Por supuesto, todo esto nos lleva a la audiencia social, a la doble pantalla, a aquellos que ven televisión mientras comentan en Internet cada una de sus impresiones. En los foros de Facebook y Twitter, ante las emisiones de ciertos contenidos, se producen aluviones de observaciones que, claro está, no son siempre positivas. Por el contrario, en muchas ocasiones, el hate-watching provoca un efecto explosivo que anima a más interlocutores a mostrar su ingenio en criticar un espacio y a retroalimentar las opiniones de quienes piensan como ellos.

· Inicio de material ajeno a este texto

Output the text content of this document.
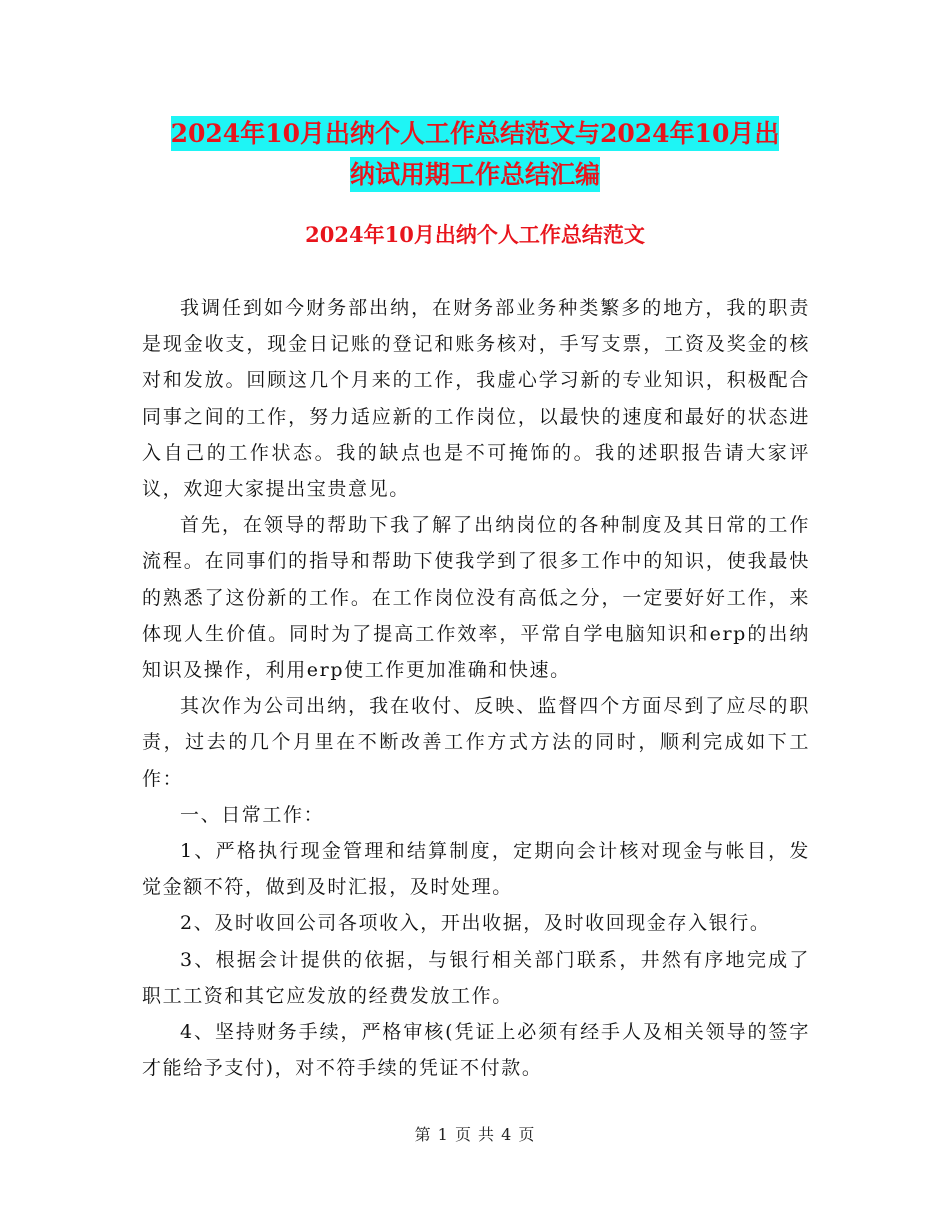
2024年10月出纳个人工作总结范文与2024年10月出
纳试用期工作总结汇编
2024年10月出纳个人工作总结范文

我调任到如今财务部出纳，在财务部业务种类繁多的地方，我的职责是现金收支，现金日记账的登记和账务核对，手写支票，工资及奖金的核对和发放。回顾这几个月来的工作，我虚心学习新的专业知识，积极配合同事之间的工作，努力适应新的工作岗位，以最快的速度和最好的状态进入自己的工作状态。我的缺点也是不可掩饰的。我的述职报告请大家评议，欢迎大家提出宝贵意见。

首先，在领导的帮助下我了解了出纳岗位的各种制度及其日常的工作流程。在同事们的指导和帮助下使我学到了很多工作中的知识，使我最快的熟悉了这份新的工作。在工作岗位没有高低之分，一定要好好工作，来体现人生价值。同时为了提高工作效率，平常自学电脑知识和erp的出纳知识及操作，利用erp使工作更加准确和快速。

其次作为公司出纳，我在收付、反映、监督四个方面尽到了应尽的职责，过去的几个月里在不断改善工作方式方法的同时，顺利完成如下工作：

一、日常工作：

1、严格执行现金管理和结算制度，定期向会计核对现金与帐目，发觉金额不符，做到及时汇报，及时处理。

2、及时收回公司各项收入，开出收据，及时收回现金存入银行。

3、根据会计提供的依据，与银行相关部门联系，井然有序地完成了职工工资和其它应发放的经费发放工作。

4、坚持财务手续，严格审核(凭证上必须有经手人及相关领导的签字才能给予支付)，对不符手续的凭证不付款。

第 1 页 共 4 页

Y es que las afirmaciones de los demás nos influyen y mucho, sobre todo, las de aquellos que pueden terciar en nuestra reputación en las redes sociales. Hay otra razón para practicar hate-watching: el deseo de pertenecer a un medio, de no salirse de la norma. En la actualidad, existen un número X de ficciones que todo el que se considera seriéfilo de pro sigue con asiduidad. En algunas ocasiones, encontramos espectadores que no ven una serie porque les guste, sino porque la siguen muchas personas de su entorno. El interés por conocer y poder comentar todas las tendencias no es algo que habite exclusivamente de la televisión, sino que lo encontramos en otras actividades sociales, como la música, la moda…

Aún así, y después de estar razones, muchos de vosotros, tal vez seguís sin comprender cómo es posible que alguien pierda parte de su preciado y limitado tiempo en ver una serie que, realmente, no le interesa. Puede que, en el fondo, lo haga porque sí que le guste, aunque le cueste reconocerlo. Aquí entramos en los límites de otro concepto muy interesante: el guilty pleasure. Este término hace relación a una idea parecida pero, en realidad, muy distinta: se refiere al espectador de un producto que sabe que está consumiendo algo de baja calidad pero que, aún así, le gusta. No puede evitar ser fan de esa serie o programa, aunque también practique hate-watching, y critique hasta el último detalle de las apariciones de un personaje.

Algunos ejemplos

Averiguar el origen del término no es sencillo, pero muchos aseguran que su gran popularización llegó en 2012, a partir del artículo de Emily Nussbaum en The New Yorker, en el que hacía una crítica televisiva sobre la serie ‘Smash‘. En él, enumeraba todas las cosas que no le gustaban del producto, con tal ardor, que ella misma reflexionaba sobre porqué seguía viendo una serie que le disgustaba tanto. Uno de los problemas de ‘Smash’ era la dignidad con la que había sido presentada: como una gran serie que engancharía al público. Las expectativas, el hype, otro interesante concepto, estaban por las nubes, la serie no pudo cumplir con ellas y, por eso, resultaba más “divertido” para el público que la criticaba el poder hacerlo.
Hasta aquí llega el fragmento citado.